Wednesday, February 20, 2013

Immature Love Vs Mature Love [Migrated Post]

Immature love says I love you because I need you.’ Mature love says ‘I need you because I love you’. - Erich Fromm
I don’t consider myself fully ripe yet, but at its core I know that true love’s very nature is about being mature.
Love can only begin when you are righteous. Righteousness is a decision to firmly maintain an upright disposition in every respect of your being. It is the very essence of being mature.
I believe love ennobles us with gracious ethos. When we do things in love, it forces us to discern the difference between what we need and what we want.
George Orwell once said that sometimes, the first duty of intelligent men is the restatement of the obvious, and as a lover of wisdom, I believe it’s worth retelling what’s been told in every religion and across all faiths of humanity: What you ever need, you already have.
I believe we can be nothing else greater than vessels of love.

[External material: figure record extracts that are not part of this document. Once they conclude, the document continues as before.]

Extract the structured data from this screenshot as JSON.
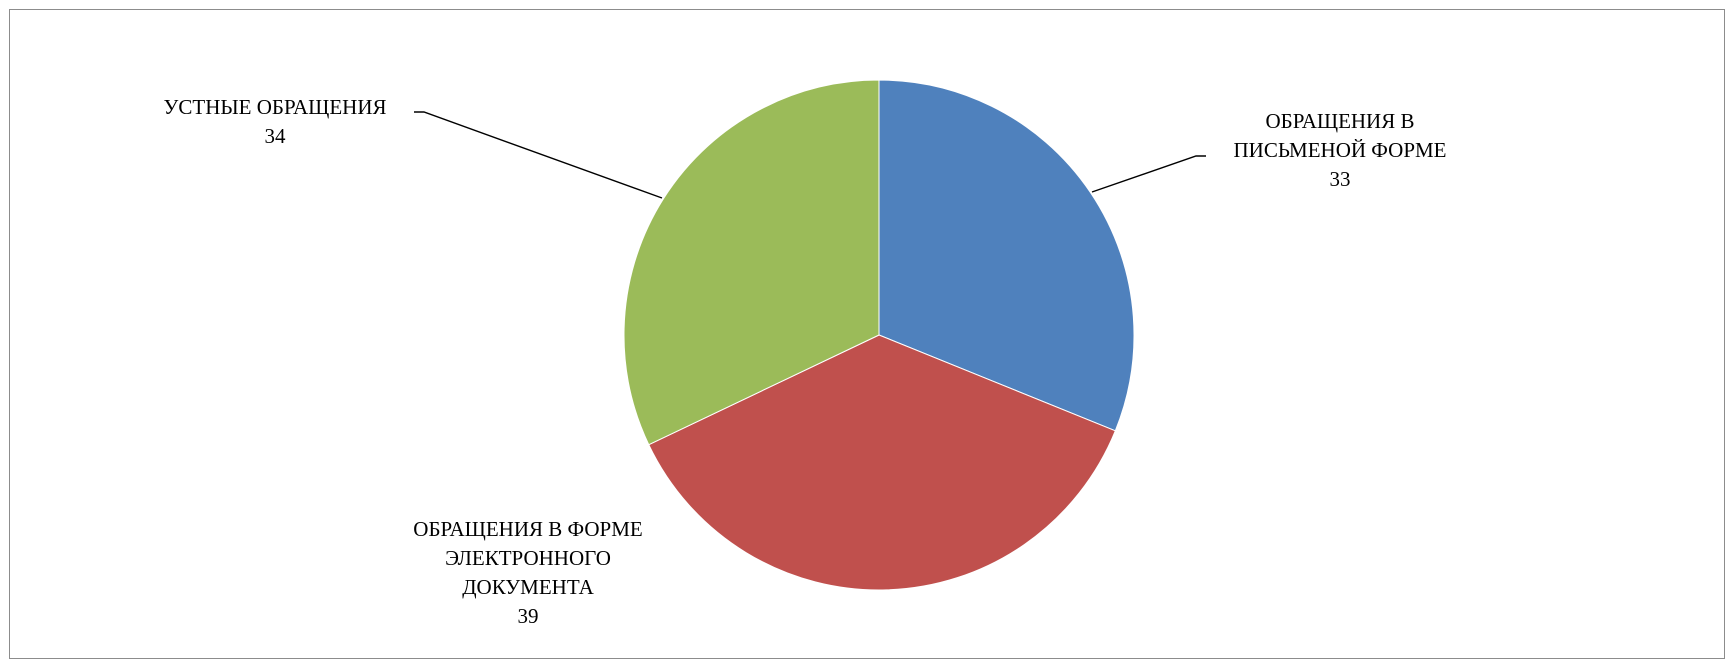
{
  "chart_data": {
    "type": "pie",
    "title": "",
    "slices": [
      {
        "label_lines": [
          "ОБРАЩЕНИЯ В",
          "ПИСЬМЕНОЙ ФОРМЕ"
        ],
        "value": 33,
        "color": "#4F81BD"
      },
      {
        "label_lines": [
          "ОБРАЩЕНИЯ В ФОРМЕ",
          "ЭЛЕКТРОННОГО",
          "ДОКУМЕНТА"
        ],
        "value": 39,
        "color": "#C0504D"
      },
      {
        "label_lines": [
          "УСТНЫЕ ОБРАЩЕНИЯ"
        ],
        "value": 34,
        "color": "#9BBB59"
      }
    ],
    "start": "12 o'clock",
    "direction": "clockwise",
    "legend": "none",
    "data_labels": "outside with leader lines"
  }
}
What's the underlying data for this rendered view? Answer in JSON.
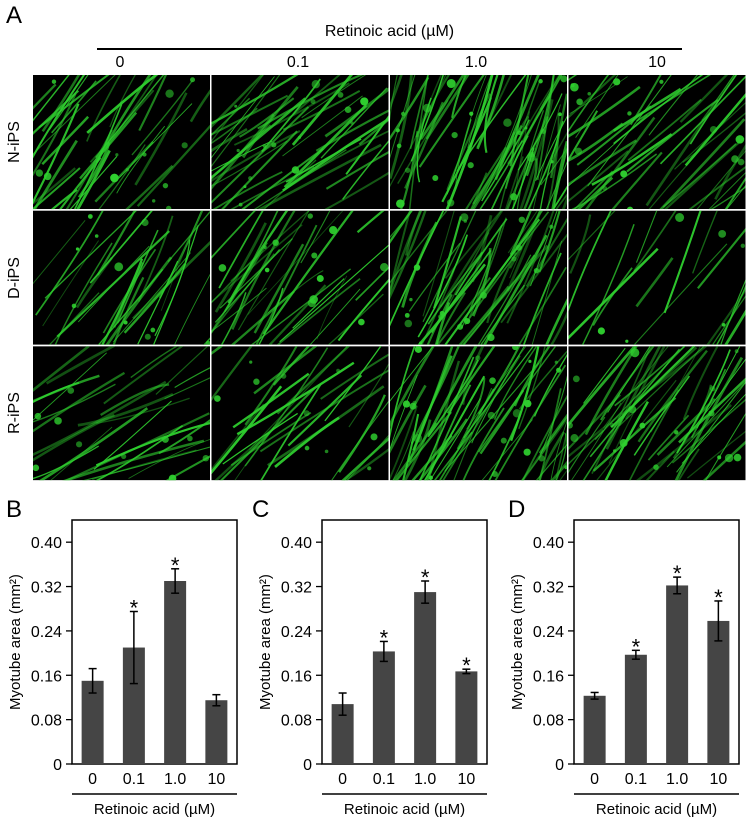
{
  "panel_letters": {
    "a": "A",
    "b": "B",
    "c": "C",
    "d": "D"
  },
  "micrographs": {
    "title": "Retinoic acid (µM)",
    "columns": [
      "0",
      "0.1",
      "1.0",
      "10"
    ],
    "rows": [
      "N-iPS",
      "D-iPS",
      "R-iPS"
    ],
    "colors": {
      "background": "#000000",
      "fiber": "#2fd02f",
      "grid": "#ffffff"
    }
  },
  "chart_data": [
    {
      "type": "bar",
      "panel": "B",
      "categories": [
        "0",
        "0.1",
        "1.0",
        "10"
      ],
      "values": [
        0.15,
        0.21,
        0.33,
        0.115
      ],
      "errors": [
        0.022,
        0.065,
        0.022,
        0.01
      ],
      "significant": [
        false,
        true,
        true,
        false
      ],
      "ylabel": "Myotube area (mm²)",
      "xlabel": "Retinoic acid (µM)",
      "ylim": [
        0,
        0.44
      ],
      "yticks": [
        "0",
        "0.08",
        "0.16",
        "0.24",
        "0.32",
        "0.40"
      ],
      "color": "#454545"
    },
    {
      "type": "bar",
      "panel": "C",
      "categories": [
        "0",
        "0.1",
        "1.0",
        "10"
      ],
      "values": [
        0.108,
        0.203,
        0.31,
        0.167
      ],
      "errors": [
        0.02,
        0.018,
        0.02,
        0.004
      ],
      "significant": [
        false,
        true,
        true,
        true
      ],
      "ylabel": "Myotube area (mm²)",
      "xlabel": "Retinoic acid (µM)",
      "ylim": [
        0,
        0.44
      ],
      "yticks": [
        "0",
        "0.08",
        "0.16",
        "0.24",
        "0.32",
        "0.40"
      ],
      "color": "#454545"
    },
    {
      "type": "bar",
      "panel": "D",
      "categories": [
        "0",
        "0.1",
        "1.0",
        "10"
      ],
      "values": [
        0.123,
        0.197,
        0.322,
        0.258
      ],
      "errors": [
        0.006,
        0.008,
        0.015,
        0.036
      ],
      "significant": [
        false,
        true,
        true,
        true
      ],
      "ylabel": "Myotube area (mm²)",
      "xlabel": "Retinoic acid (µM)",
      "ylim": [
        0,
        0.44
      ],
      "yticks": [
        "0",
        "0.08",
        "0.16",
        "0.24",
        "0.32",
        "0.40"
      ],
      "color": "#454545"
    }
  ]
}
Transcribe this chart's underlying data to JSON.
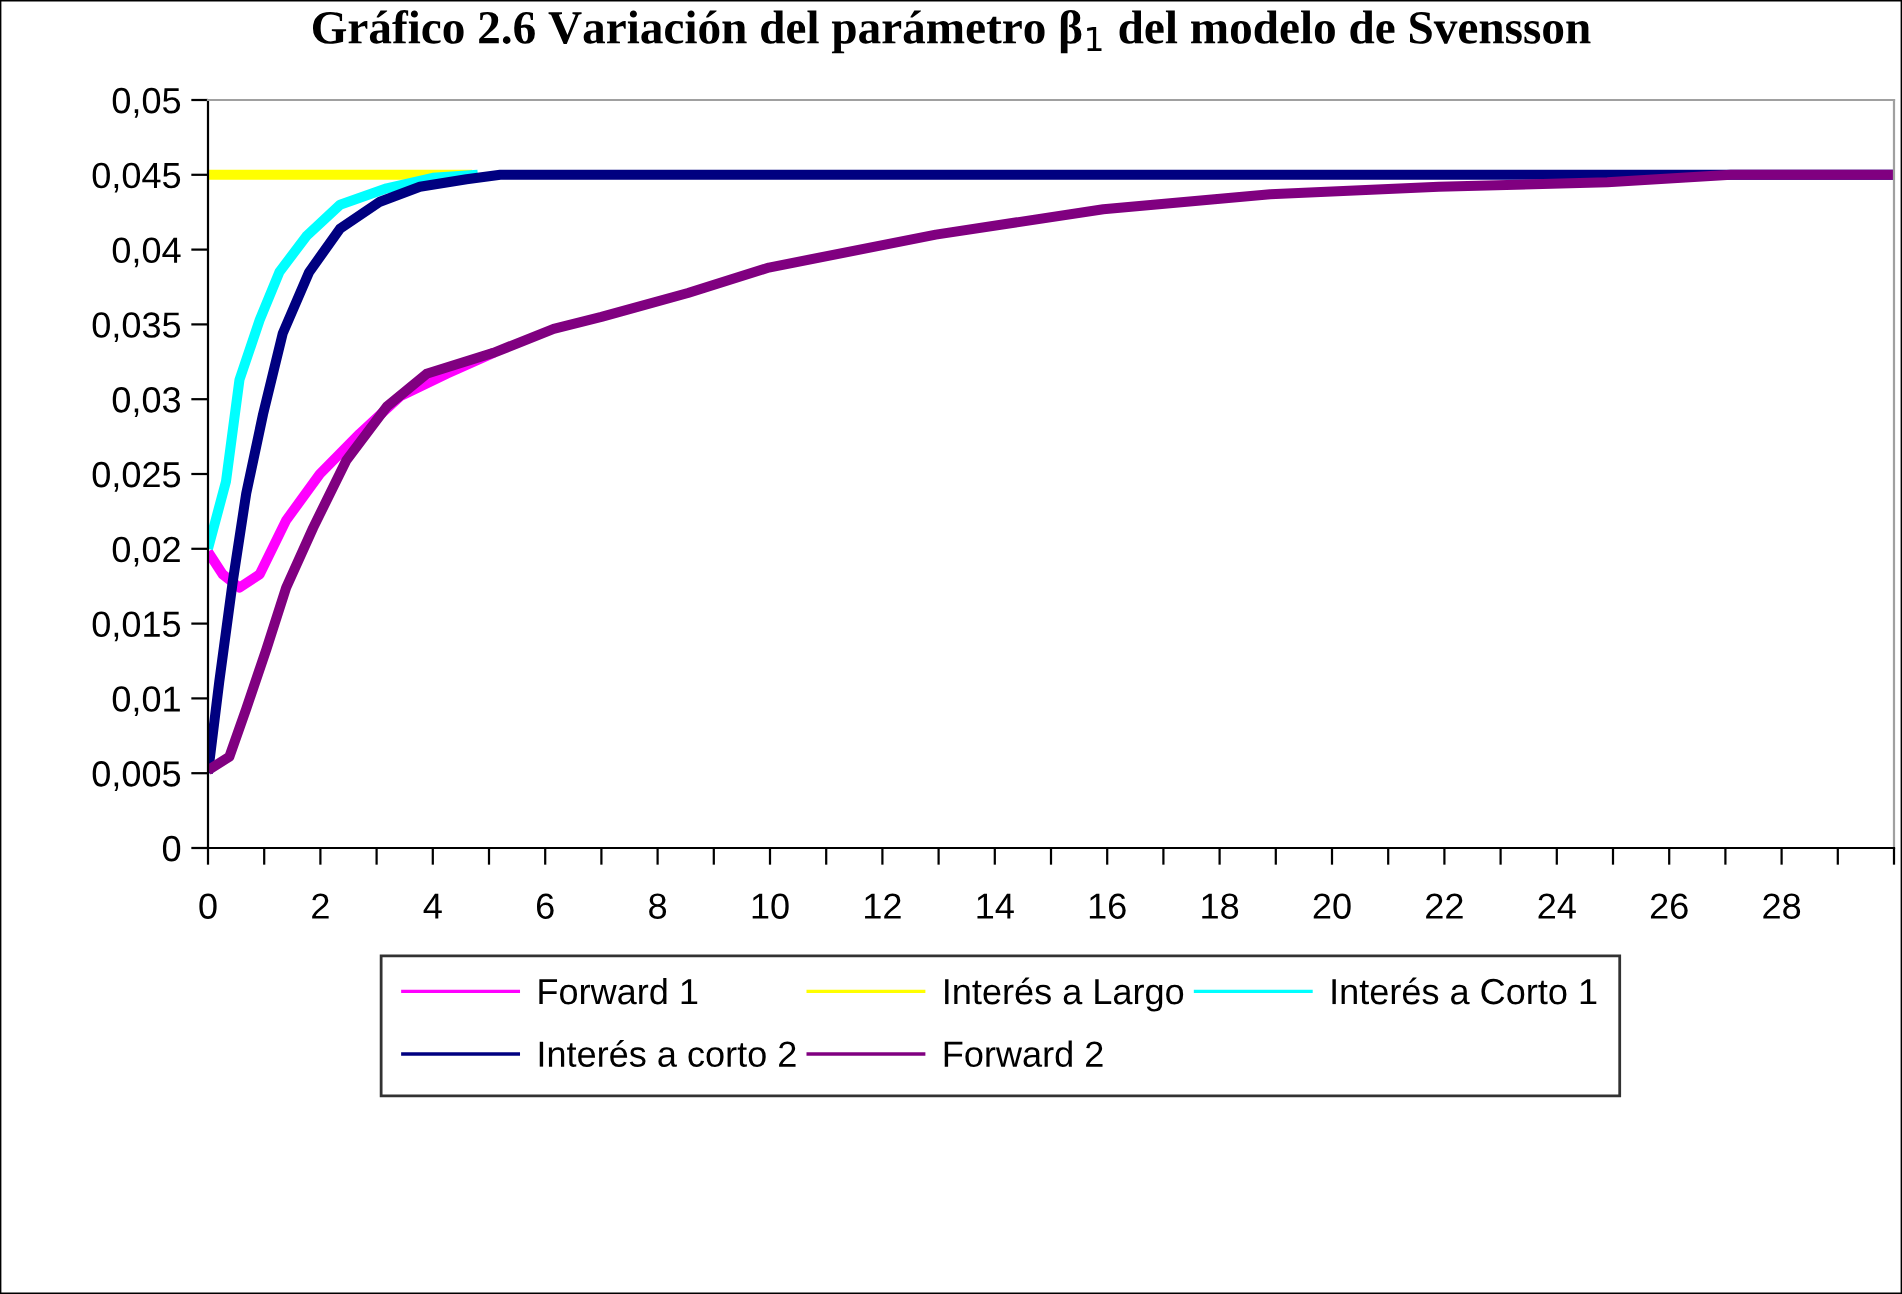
{
  "chart_data": {
    "type": "line",
    "title": "Gráfico 2.6 Variación del parámetro β$_{1}$ del modelo de Svensson",
    "xlim": [
      0,
      30
    ],
    "xticks": [
      0,
      {
        "value": 1,
        "label": null
      },
      2,
      {
        "value": 3,
        "label": null
      },
      4,
      {
        "value": 5,
        "label": null
      },
      6,
      {
        "value": 7,
        "label": null
      },
      8,
      {
        "value": 9,
        "label": null
      },
      10,
      {
        "value": 11,
        "label": null
      },
      12,
      {
        "value": 13,
        "label": null
      },
      14,
      {
        "value": 15,
        "label": null
      },
      16,
      {
        "value": 17,
        "label": null
      },
      18,
      {
        "value": 19,
        "label": null
      },
      20,
      {
        "value": 21,
        "label": null
      },
      22,
      {
        "value": 23,
        "label": null
      },
      24,
      {
        "value": 25,
        "label": null
      },
      26,
      {
        "value": 27,
        "label": null
      },
      28,
      {
        "value": 29,
        "label": null
      },
      {
        "value": 30,
        "label": null
      }
    ],
    "ylim": [
      0,
      0.05
    ],
    "yticks": [
      {
        "value": 0,
        "label": "0"
      },
      {
        "value": 0.005,
        "label": "0,005"
      },
      {
        "value": 0.01,
        "label": "0,01"
      },
      {
        "value": 0.015,
        "label": "0,015"
      },
      {
        "value": 0.02,
        "label": "0,02"
      },
      {
        "value": 0.025,
        "label": "0,025"
      },
      {
        "value": 0.03,
        "label": "0,03"
      },
      {
        "value": 0.035,
        "label": "0,035"
      },
      {
        "value": 0.04,
        "label": "0,04"
      },
      {
        "value": 0.045,
        "label": "0,045"
      },
      {
        "value": 0.05,
        "label": "0,05"
      }
    ],
    "grid": false,
    "legend": "bottom",
    "marker": "none",
    "line_style": "solid",
    "series": [
      {
        "name": "Forward 1",
        "color": "#ff00ff",
        "x": [
          0,
          0.26,
          0.56,
          0.92,
          1.39,
          1.99,
          2.7,
          3.42,
          4.25,
          5.08
        ],
        "values": [
          0.0198,
          0.0183,
          0.0174,
          0.0183,
          0.0219,
          0.025,
          0.0277,
          0.0302,
          0.0317,
          0.0331
        ]
      },
      {
        "name": "Interés a Largo",
        "color": "#ffff00",
        "x": [
          0,
          4.7
        ],
        "values": [
          0.045,
          0.045
        ]
      },
      {
        "name": "Interés a Corto 1",
        "color": "#00ffff",
        "x": [
          0,
          0.32,
          0.56,
          0.92,
          1.27,
          1.75,
          2.35,
          3.18,
          4.0,
          4.8
        ],
        "values": [
          0.02,
          0.0245,
          0.0313,
          0.0353,
          0.0385,
          0.0409,
          0.043,
          0.0441,
          0.0448,
          0.045
        ]
      },
      {
        "name": "Interés a corto 2",
        "color": "#000080",
        "x": [
          0,
          0.2,
          0.44,
          0.68,
          0.98,
          1.33,
          1.8,
          2.35,
          3.06,
          3.77,
          4.6,
          5.2,
          30
        ],
        "values": [
          0.005,
          0.0111,
          0.0178,
          0.0237,
          0.029,
          0.0344,
          0.0385,
          0.0414,
          0.0432,
          0.0442,
          0.0447,
          0.045,
          0.045
        ]
      },
      {
        "name": "Forward 2",
        "color": "#800080",
        "x": [
          0,
          0.38,
          0.68,
          1.04,
          1.39,
          1.87,
          2.46,
          3.18,
          3.89,
          5.08,
          6.15,
          7.0,
          8.54,
          9.98,
          12.95,
          15.93,
          18.9,
          21.9,
          24.9,
          27.1,
          30
        ],
        "values": [
          0.0052,
          0.0061,
          0.0093,
          0.0133,
          0.0174,
          0.0214,
          0.0259,
          0.0295,
          0.0317,
          0.0331,
          0.0347,
          0.0355,
          0.0371,
          0.0388,
          0.041,
          0.0427,
          0.0437,
          0.0442,
          0.0445,
          0.045,
          0.045
        ]
      }
    ]
  }
}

When we’re willing to submit to the abundance of grace that is readily available for us to perceive, we roost a heartfelt affection for one another, and our selves are made lovely in its grace.
Too often we think or feel we still need something outside of ourselves when every inch of this potential is already lying inside you. Think about those moments when you lose yourself into a project you’re passionate about. You become the child you used to be, sitting on the floor in stillness, quietly drawing out your figments of imagination.
Like the child’s innocence, I believe we don’t need a reason to love the subject or object of our affection, nor we should be ignorant of concedable dangers while indulging in our passions, for love is not the exclusion of reason, but the marriage between reason and passion.
It is about being still no matter what comes your way. Whether your loved ones have surpassed or transgressed, you maintain peace at heart and loves him or her any how.  Whenever you make mistakes in your drawing process, you forgive yourself and keep going anyway. You don’t seek to glorify your self or your other half, but you give honor to the truth – that all you need is love.
When we are conscious of this truth, we can only satisfy our lives through more giving and less of receiving. Merely a vessel of love, we no longer feel deserving special treatments. We stop comparing ourselves with one another. We stop holding selfish thoughts or think we can only feel good through the possession of another. Instead, we feel good by our inherent human need for each other's support, and we do this by giving and forgiving others no matter what happens.
Love requires no prerequisites. You don’t have to win every argument or take the number-one spot in every competition to be able to give love and forgive those who have done you wrong. It simply requires you to accept the truth – that all you ever need, you already have.
Once you submit to the truth, love blooms and becomes a continuous dance of correspondence with the Creator of love, a beautiful life as portrayed like the drawing imagined to reality by the innocent, yet mature child.